Du beschreibst hier eine sehr düstere Stimmung,
die aber der heutigen Zeit entspricht.
Kann es gut nachvollziehen.


Liebe Grüße von Franky

 tulpenrot meinte dazu am 19.08.21:
Lieber Franky,
das ist ja weniger schön, wenn der Text düster rüberkommt. Das sollte er nicht sein. Nachdenklich ja, aber düster?
Aber danke, dass du dich dennoch damit befasst und ihm 2 Sternchen gegeben hast.
Schönen Abend noch
Angelika

 Quoth (19.08.21)
Ja, "der Mensch lebt nicht von Brot allein", Tulpenrot, und diese Erkenntnis wird in der Zeit der Berufstätigkeit und des Familienaufbaus überdeckt von dem Streben nach Brot, während im Alter die Frage nach dem Sinn sich aufdrängt: Nach dem Sinn im eigenen Lebensverlauf, nach dem Sinn im Weltgeschehen, das hast Du gut erfasst, und für manche Ältere sind die Kirchen eben der Ort, an dem sie Sinnhaftes zu finden hoffen - oft genug vergebens; mir genügt meist schon ein Blick in den Psalter. Gruß Quoth

Kommentar geändert am 19.08.2021 um 17:53 Uhr

 tulpenrot antwortete darauf am 19.08.21:
Das stimmt für viele Menschen. Aber es ist keinesfalls falsch, sich auch schon als jüngerer Mensch um diese Fragen zu kümmern. Nicht erst im Alter, wenn vieles sehr beschwerlich ist und viel Kraft kostet. Dass die Suche nach guten Gemeinden und Predigern, die einem liegen, ist manchmal auch sehr nervenaufreibend. Und manchmal ist das eigene Bibelstudium - du liest den Psalter, schreibst du - eine hilfreiche Beschäftigung.
Danke für deine Beschäftigung mit meinem Text und die Empfehlung
tulpenrot

 Quoth schrieb daraufhin am 19.08.21:
Es ist nicht nur hilfreich und nicht nur manchmal. Aber ich komme eben aus der protestantischen Ecke, wie Du Dir wohl denken kannst! Gruß Quoth

 tulpenrot äußerte darauf am 19.08.21:
Nur zur Ergänzung: Ich bin nur in meiner frühen Kindheit katholisch gewesen, während des Studiums jedoch bin ich evangelisch geworden und hab im Laufe des Lebens viele evangelische "Stilrichtungen" kennen gelernt.
"Es ist nicht nur hilfreich und nicht nur manchmal." kann ich vollkommen unterstreichen.
Viele Grüße
tulpenrot

 AZU20 (19.08.21)
Mich auch. LG

 tulpenrot ergänzte dazu am 19.08.21:
Gut, dann haben wir was zu (be)denken.
Danke und viele Grüße

 AchterZwerg (20.08.21)
Der alte Mann ist auch aus meiner Sicht der interessanteste Protagonist.
Sein Handeln ist noch in die Zukunft gerichtet (Einkaufsbeutel), gleichwohl hält er am Altar kurz inne, als ahne er bereits die Vergeblichkeit seines Tuns.
Das Orgelspiel verklingt im allgemeinen Aufbruch ungehört.

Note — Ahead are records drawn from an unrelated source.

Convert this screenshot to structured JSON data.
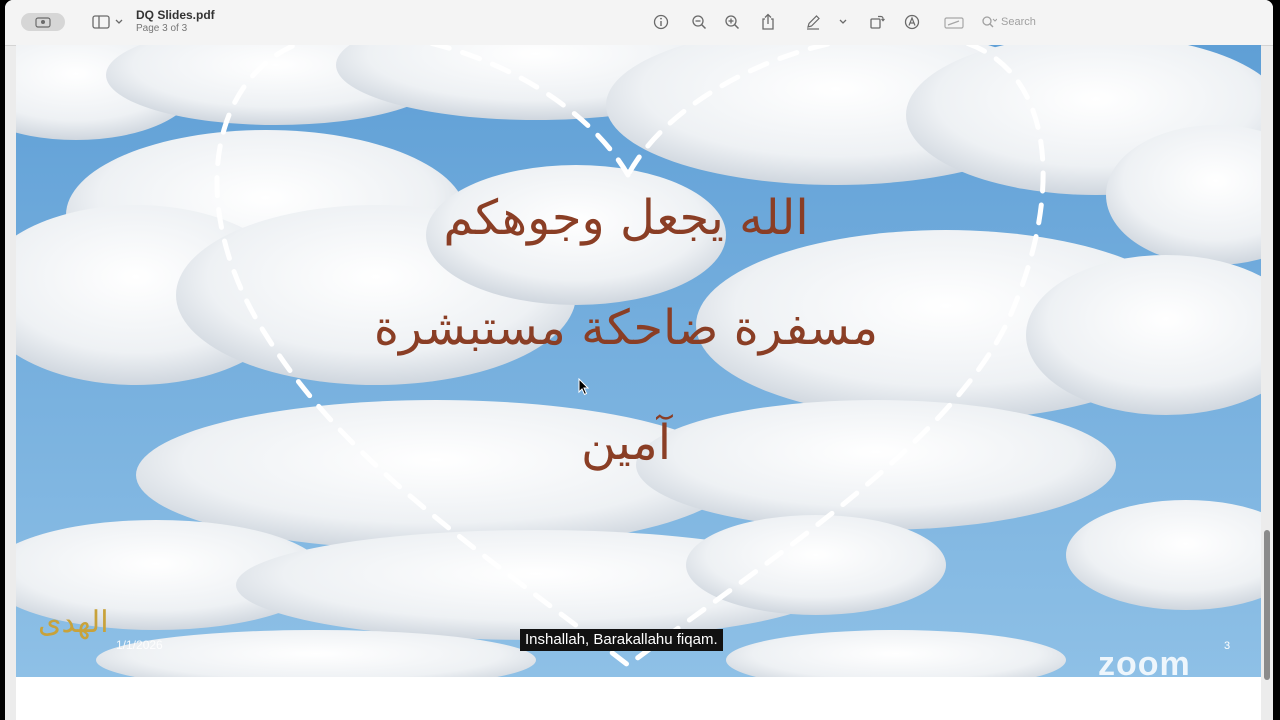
{
  "toolbar": {
    "title": "DQ Slides.pdf",
    "subtitle": "Page 3 of 3",
    "search_placeholder": "Search",
    "icons": [
      "sidebar-toggle-icon",
      "chevron-down-icon",
      "info-icon",
      "zoom-out-icon",
      "zoom-in-icon",
      "share-icon",
      "markup-pen-icon",
      "chevron-down-icon",
      "rotate-icon",
      "annotate-icon",
      "form-fill-icon",
      "search-icon"
    ]
  },
  "slide": {
    "line1": "الله يجعل وجوهكم",
    "line2": "مسفرة ضاحكة مستبشرة",
    "line3": "آمين",
    "date": "1/1/2026",
    "page_number": "3",
    "logo_text": "الهدى",
    "text_color": "#8a3e25"
  },
  "overlay": {
    "caption": "Inshallah, Barakallahu fiqam.",
    "zoom_watermark": "zoom"
  }
}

Eine sehr schöne, zarte Erzählung mit passenden Bildern.

:)

 tulpenrot meinte dazu am 20.08.21:
Ja, der alte Mann hat es mir angetan. Er stand einen kurzen Moment vorne, andächtig und ehrerbietig. (Das stand in meinem ursprünglichen Text nicht. Ich hatte ihn aus der Erinnerung geschrieben und hab dann gestern in der Mediathek noch mal die Aufzeichnung des Gottesdienstes nachgesehen und meinen Fehler bemerkt - was für mich interessant war. Wie man sich täuschen kann!)
Ich bedauere immer die Organisten, deren Können am Schluss des Gottesdienstes meist untergeht. Zum Glück ist das hier in meinem jetzigen Wohnort anders, da setzt sich die Gemeinde nach dem Schlusssegen noch mal hin und hört still zu.

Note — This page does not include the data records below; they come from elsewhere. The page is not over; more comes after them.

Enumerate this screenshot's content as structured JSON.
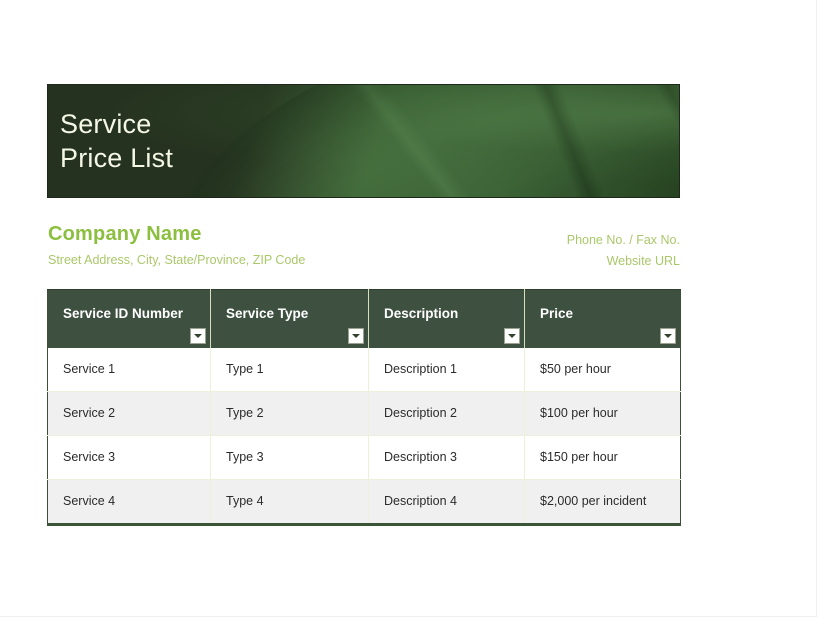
{
  "document": {
    "banner_title": "Service\nPrice List"
  },
  "company": {
    "name": "Company Name",
    "address": "Street Address, City, State/Province, ZIP Code",
    "phone_fax": "Phone No. / Fax No.",
    "website": "Website URL"
  },
  "table": {
    "columns": [
      {
        "label": "Service ID Number"
      },
      {
        "label": "Service Type"
      },
      {
        "label": "Description"
      },
      {
        "label": "Price"
      }
    ],
    "rows": [
      {
        "service_id": "Service 1",
        "service_type": "Type 1",
        "description": "Description 1",
        "price": "$50 per hour"
      },
      {
        "service_id": "Service 2",
        "service_type": "Type 2",
        "description": "Description 2",
        "price": "$100 per hour"
      },
      {
        "service_id": "Service 3",
        "service_type": "Type 3",
        "description": "Description 3",
        "price": "$150 per hour"
      },
      {
        "service_id": "Service 4",
        "service_type": "Type 4",
        "description": "Description 4",
        "price": "$2,000 per incident"
      }
    ]
  },
  "icons": {
    "filter_dropdown": "filter-dropdown-icon"
  },
  "colors": {
    "banner_dark_green": "#25321f",
    "leaf_green": "#3b6133",
    "header_row_green": "#3e5140",
    "company_name_green": "#8cbf3f",
    "company_text_green": "#a9c86a",
    "alt_row_gray": "#f0f0f0",
    "grid_line": "#eef0dc"
  }
}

Mich beschäftigt diese kurze Szene schon seit Tagen.

Vielen Dank und Grüße

 Willibald (20.08.21)
Vor einem Monat war ich in Neuburg a.d. Donau, dort in der Nähe ein Dorf namens Bergen mit einer barocken kleinen Kirche. Ich fand in der Kirche zu meiner Verblüffung eine romanische Krypta:



Mir immer wieder rätselhaft, was da den Skeptiker anspricht. Und das bei einer katholischen Kindheit mit einer Kirche, die einen beengte und Sündenangst ("Todsünde") erzeugte.

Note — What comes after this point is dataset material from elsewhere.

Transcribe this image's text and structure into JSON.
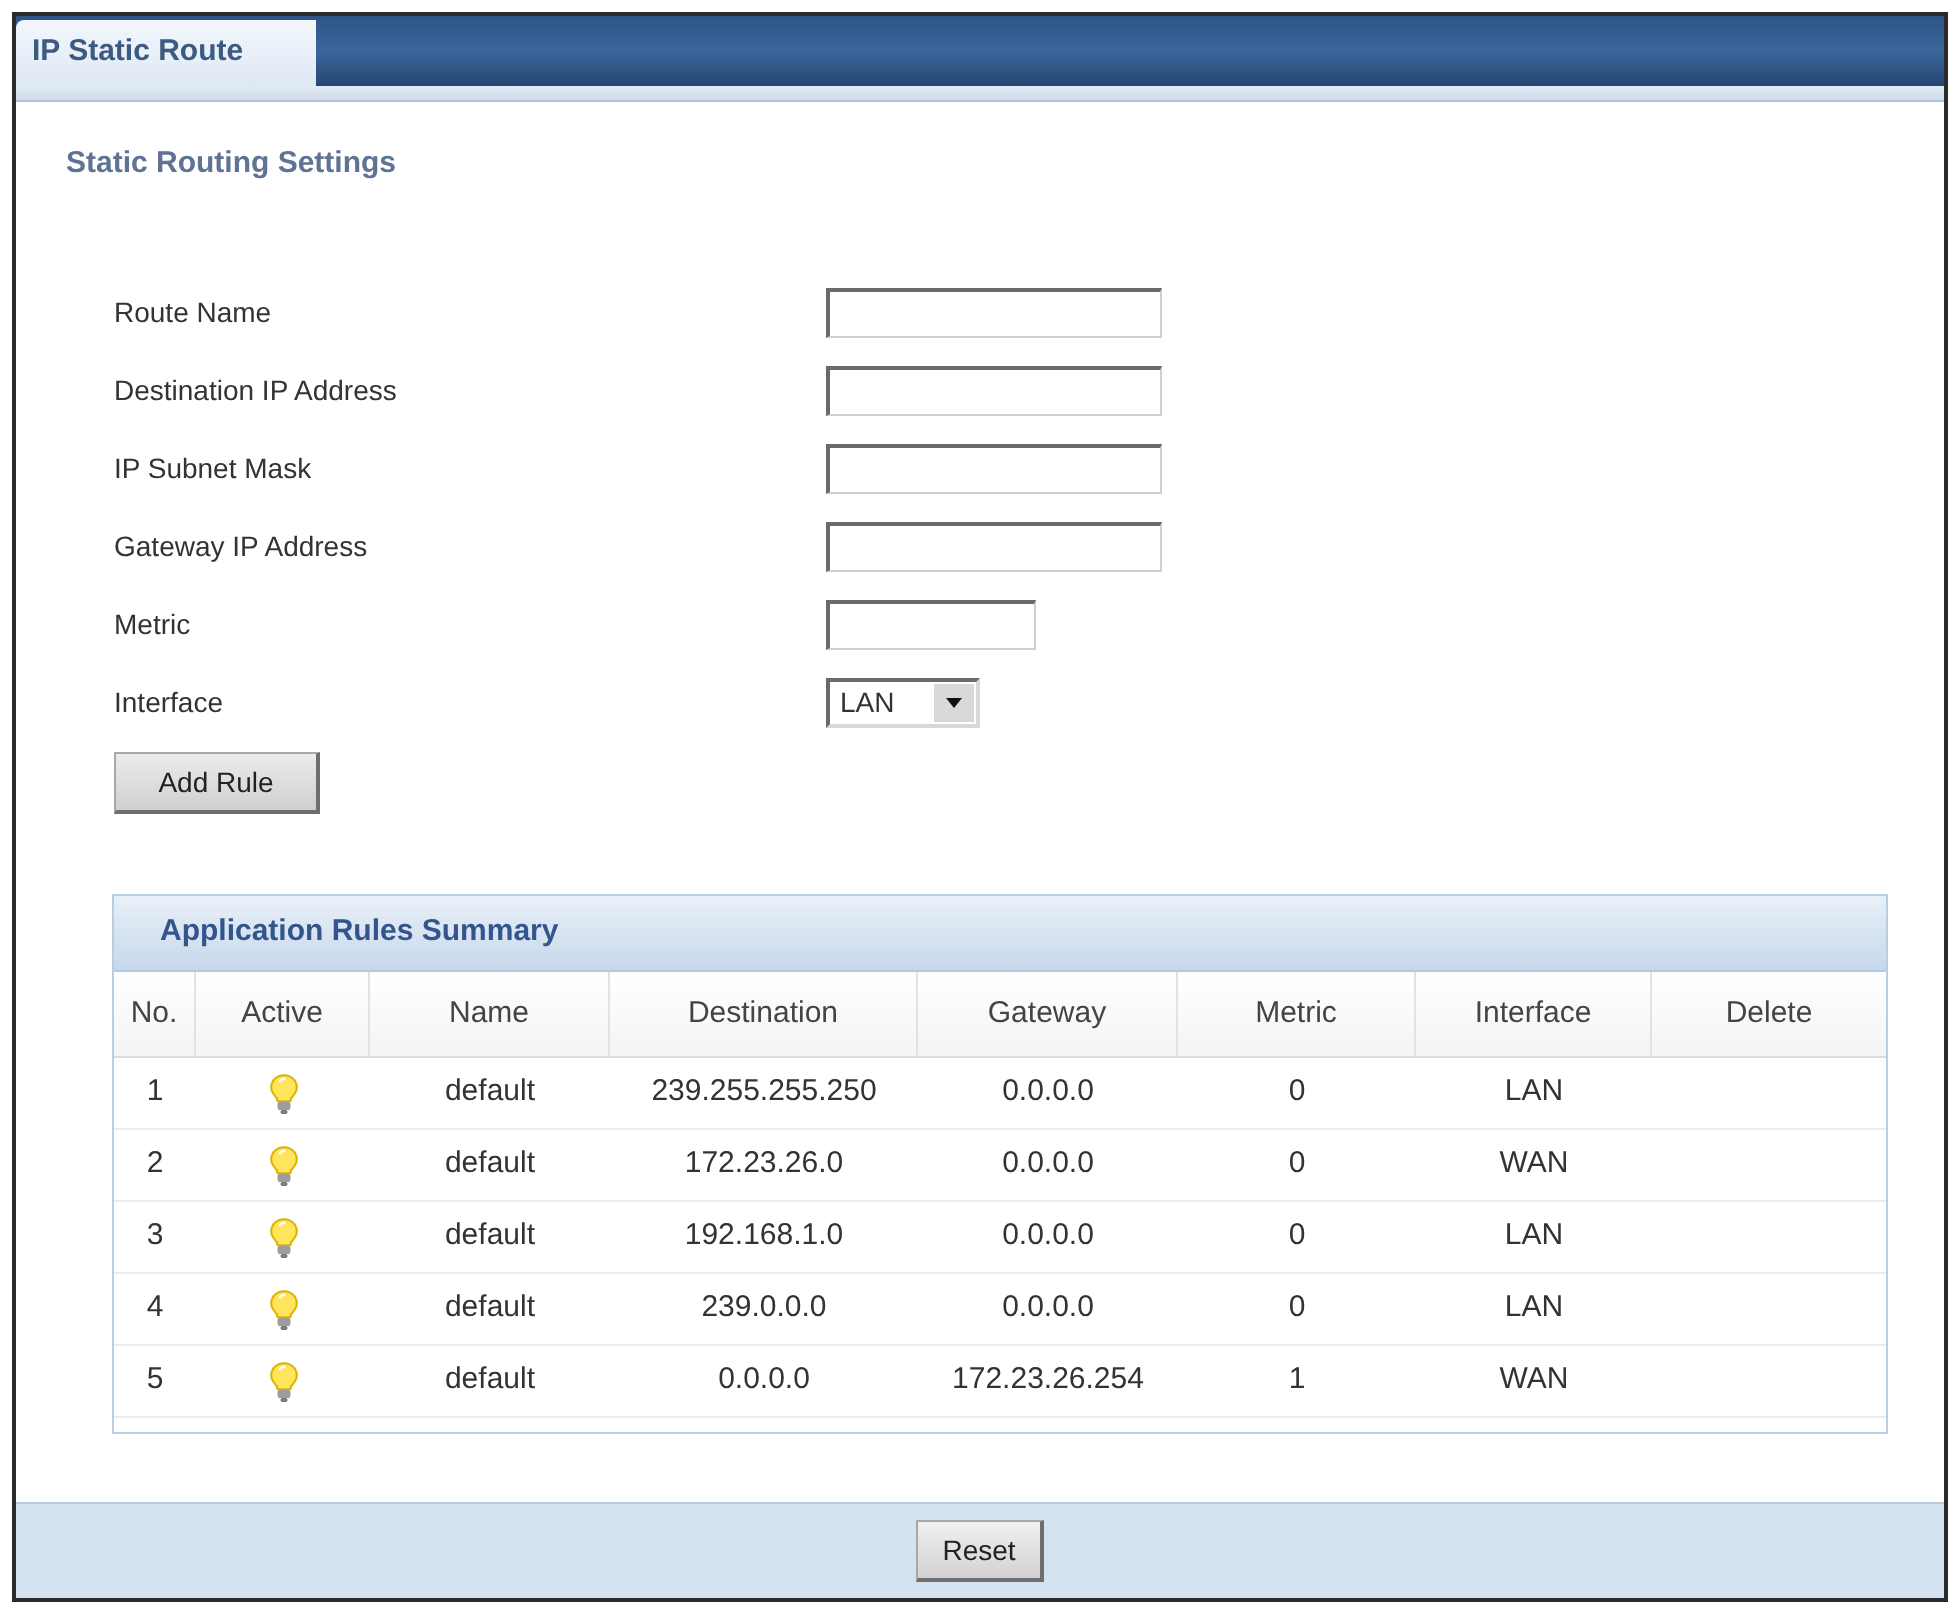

Kommentar geändert am 20.08.2021 um 11:49 Uhr

 tulpenrot meinte dazu am 20.08.21:
Es ist immer wieder erstaunlich, dass Kirchengebäude so eine Wirkung haben. Dass Menschen berührt sind von der Atmosphäre eines gottesdienstlichen Raumes. Abgesehen von der Architektur oder dem Raumklang bei Konzerten. Sie laden zum Verweilen und zum Zur-ruhe-kommen ein oder machen fröhlich.
Manche Gebäude aber wirken auch düster und daher abstoßend.
Doch "Kirche" kann sich auch in nichtsakralen Orten ereignen. Z.B. die vielen Gottesdienste, die z.Zt. im Freien stattfinden.